Please give me feedback on this, especially if you think I’m missing something that’s already out there.

What really matters

David Korten, author of books like “When Corporations Rule the World” and “The Great Turning: From Empire to Earth Community,” is one of our wise elders, if anyone is. He has an article in the current “Yes!” magazine that cuts through all the chatter and gets us back to what is perhaps the key question: Why are we knowingly heading toward the extinction of our (and many other) species? The answer is probably that one of the traits of our species is to focus on the short rather than the long term. But, like Korten, I believe we can, if we really want to, make some very important, much saner choices that will enable us to avoid falling off the cliff. As Korten says in his article, “Transformation begins with clarity on the nature of the choice that confronts our species.”

Korten believes we’ll survive only if we answer the following question: “Why does the current system deprive so many of opportunity for a fulfilling life [or life at all] that could and should be everyone’s birthright? Our prevailing cultural choices favor extreme individualistic competition for material goods. Our institutional choices reward the destruction of Earth’s capacity to support life and concentrate control by fewer and fewer people over what remains of that capacity. The many are thus pressed into lives of desperate servitude to the few. The obvious alternative begins with the recognition that individually and collectively, we survive and thrive only as interdependent, sharing, and mutually contributing members of Earth’s community of life. We’re better served by working together to create a world that works for all, than by competing for what remains of a shrinking pool of real [natural] wealth. Our defining cultural value must become cooperation. And we must transfer power from institutions that reward predatory competition to ones that facilitate and reward cooperation in service to the common good.”

Of course, the big question is how to make these changes?

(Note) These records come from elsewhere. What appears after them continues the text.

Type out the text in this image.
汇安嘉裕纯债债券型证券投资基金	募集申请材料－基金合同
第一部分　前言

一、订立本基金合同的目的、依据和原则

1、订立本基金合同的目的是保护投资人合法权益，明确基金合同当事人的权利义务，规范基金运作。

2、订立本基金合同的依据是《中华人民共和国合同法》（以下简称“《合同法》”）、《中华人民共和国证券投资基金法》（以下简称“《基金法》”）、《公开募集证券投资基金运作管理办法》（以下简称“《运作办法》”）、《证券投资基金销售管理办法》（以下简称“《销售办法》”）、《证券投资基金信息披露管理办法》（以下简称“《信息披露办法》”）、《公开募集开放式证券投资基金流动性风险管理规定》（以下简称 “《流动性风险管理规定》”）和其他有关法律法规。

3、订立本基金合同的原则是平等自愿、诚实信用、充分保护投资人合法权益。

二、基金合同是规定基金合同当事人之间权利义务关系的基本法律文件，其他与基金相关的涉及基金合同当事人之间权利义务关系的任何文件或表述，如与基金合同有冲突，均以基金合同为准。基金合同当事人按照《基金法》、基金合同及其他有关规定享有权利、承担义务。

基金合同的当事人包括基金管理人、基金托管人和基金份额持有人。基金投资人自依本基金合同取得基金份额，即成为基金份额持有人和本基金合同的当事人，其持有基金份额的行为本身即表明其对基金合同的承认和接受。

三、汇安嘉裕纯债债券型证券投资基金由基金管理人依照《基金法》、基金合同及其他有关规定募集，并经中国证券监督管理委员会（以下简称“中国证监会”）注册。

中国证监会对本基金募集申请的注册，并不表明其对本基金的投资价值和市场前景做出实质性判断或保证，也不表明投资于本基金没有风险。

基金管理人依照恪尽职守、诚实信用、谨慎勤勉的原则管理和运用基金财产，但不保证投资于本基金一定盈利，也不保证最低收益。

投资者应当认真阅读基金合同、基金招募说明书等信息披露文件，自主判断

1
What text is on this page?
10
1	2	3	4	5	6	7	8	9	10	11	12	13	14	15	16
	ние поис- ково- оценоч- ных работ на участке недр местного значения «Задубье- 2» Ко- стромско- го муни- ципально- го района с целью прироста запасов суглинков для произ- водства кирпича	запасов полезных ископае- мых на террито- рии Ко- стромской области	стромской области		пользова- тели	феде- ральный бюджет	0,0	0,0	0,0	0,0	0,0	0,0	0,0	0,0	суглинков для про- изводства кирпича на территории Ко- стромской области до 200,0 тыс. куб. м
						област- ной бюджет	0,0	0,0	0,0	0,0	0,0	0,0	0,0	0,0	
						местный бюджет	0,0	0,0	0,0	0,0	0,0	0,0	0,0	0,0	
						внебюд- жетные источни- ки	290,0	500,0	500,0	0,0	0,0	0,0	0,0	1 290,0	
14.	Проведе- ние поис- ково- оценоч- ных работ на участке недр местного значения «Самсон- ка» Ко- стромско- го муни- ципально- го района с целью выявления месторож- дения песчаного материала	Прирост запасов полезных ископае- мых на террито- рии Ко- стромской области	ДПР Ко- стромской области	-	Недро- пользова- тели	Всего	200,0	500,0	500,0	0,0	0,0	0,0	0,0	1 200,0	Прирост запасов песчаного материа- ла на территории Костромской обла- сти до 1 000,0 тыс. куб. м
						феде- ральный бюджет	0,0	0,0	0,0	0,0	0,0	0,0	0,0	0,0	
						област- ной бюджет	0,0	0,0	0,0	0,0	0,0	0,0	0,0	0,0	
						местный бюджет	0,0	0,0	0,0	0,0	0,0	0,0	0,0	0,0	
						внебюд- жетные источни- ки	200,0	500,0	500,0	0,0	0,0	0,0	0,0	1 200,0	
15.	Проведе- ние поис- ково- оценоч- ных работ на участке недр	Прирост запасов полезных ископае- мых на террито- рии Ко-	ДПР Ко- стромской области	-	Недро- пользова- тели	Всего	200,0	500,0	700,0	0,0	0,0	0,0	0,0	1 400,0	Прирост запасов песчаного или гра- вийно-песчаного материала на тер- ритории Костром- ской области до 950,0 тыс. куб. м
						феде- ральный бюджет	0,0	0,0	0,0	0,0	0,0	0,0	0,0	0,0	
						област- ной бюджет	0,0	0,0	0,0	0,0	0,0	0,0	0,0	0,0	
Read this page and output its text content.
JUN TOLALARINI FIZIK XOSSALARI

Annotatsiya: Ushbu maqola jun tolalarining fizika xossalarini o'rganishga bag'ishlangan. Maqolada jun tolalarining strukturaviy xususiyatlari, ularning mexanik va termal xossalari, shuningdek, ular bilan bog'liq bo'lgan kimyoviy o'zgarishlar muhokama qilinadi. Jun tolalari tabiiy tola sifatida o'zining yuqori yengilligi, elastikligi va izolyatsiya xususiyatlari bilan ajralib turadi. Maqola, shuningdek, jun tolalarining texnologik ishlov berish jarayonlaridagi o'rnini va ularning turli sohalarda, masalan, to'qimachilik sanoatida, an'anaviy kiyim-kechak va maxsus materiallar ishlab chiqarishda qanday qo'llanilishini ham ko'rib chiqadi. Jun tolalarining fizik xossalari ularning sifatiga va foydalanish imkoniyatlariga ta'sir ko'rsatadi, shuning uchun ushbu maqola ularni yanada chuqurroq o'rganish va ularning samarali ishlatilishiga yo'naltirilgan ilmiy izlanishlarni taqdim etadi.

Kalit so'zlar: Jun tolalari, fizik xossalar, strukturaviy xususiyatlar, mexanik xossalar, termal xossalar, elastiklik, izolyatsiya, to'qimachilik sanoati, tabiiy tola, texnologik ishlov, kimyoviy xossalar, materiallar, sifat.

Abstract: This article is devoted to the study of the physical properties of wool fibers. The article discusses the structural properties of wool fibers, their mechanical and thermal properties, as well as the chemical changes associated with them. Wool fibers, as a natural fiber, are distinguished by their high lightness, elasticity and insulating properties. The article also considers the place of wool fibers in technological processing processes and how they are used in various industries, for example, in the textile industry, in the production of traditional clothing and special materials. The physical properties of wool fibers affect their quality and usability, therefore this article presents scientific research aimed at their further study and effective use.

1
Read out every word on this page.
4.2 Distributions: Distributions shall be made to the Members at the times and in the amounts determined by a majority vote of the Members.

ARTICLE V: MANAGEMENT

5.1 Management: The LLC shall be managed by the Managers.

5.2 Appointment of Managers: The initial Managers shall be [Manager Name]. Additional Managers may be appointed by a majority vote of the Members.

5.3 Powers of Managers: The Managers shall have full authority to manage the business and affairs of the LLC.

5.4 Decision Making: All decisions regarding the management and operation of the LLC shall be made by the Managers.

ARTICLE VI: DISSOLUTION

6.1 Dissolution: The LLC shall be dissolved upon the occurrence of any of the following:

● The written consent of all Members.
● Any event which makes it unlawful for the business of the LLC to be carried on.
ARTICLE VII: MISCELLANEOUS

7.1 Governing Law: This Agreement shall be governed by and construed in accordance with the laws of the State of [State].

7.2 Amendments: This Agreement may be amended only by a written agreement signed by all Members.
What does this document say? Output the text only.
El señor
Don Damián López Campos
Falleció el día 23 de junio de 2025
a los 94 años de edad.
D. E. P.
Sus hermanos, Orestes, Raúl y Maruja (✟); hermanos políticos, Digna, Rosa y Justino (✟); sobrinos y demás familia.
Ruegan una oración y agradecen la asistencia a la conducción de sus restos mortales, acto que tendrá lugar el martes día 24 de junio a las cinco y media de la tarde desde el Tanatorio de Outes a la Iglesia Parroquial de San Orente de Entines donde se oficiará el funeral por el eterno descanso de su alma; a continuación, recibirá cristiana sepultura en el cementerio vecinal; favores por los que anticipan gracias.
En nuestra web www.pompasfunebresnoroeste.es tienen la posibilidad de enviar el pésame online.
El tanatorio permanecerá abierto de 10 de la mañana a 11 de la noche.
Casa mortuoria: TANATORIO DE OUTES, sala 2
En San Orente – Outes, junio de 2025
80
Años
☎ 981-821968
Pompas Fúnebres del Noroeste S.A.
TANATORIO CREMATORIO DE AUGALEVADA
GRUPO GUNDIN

I think it’s pretty obvious that we earthlings can only do it by creating grassroots, bottom-up democracies all over the world like the kind the United States has always crushed at home and abroad. Of course, other regimes have and are crushing democracy, too, but I focus on our country because that’s where I live and because the US is so powerful. (Check out other articles on this site for examples of its democracy-crushing — US policy in Nicaragua and the rest of Central America comes to mind — as well as ideas about creating real democracy. One definition of the latter would be a system in which if a decision affects you or your community, you have real input in making it.

These are changes that can only take place in the long term. So take your eyes off most of the short term — like the daily “news” stream — and focus on what makes it all happen: what really matters.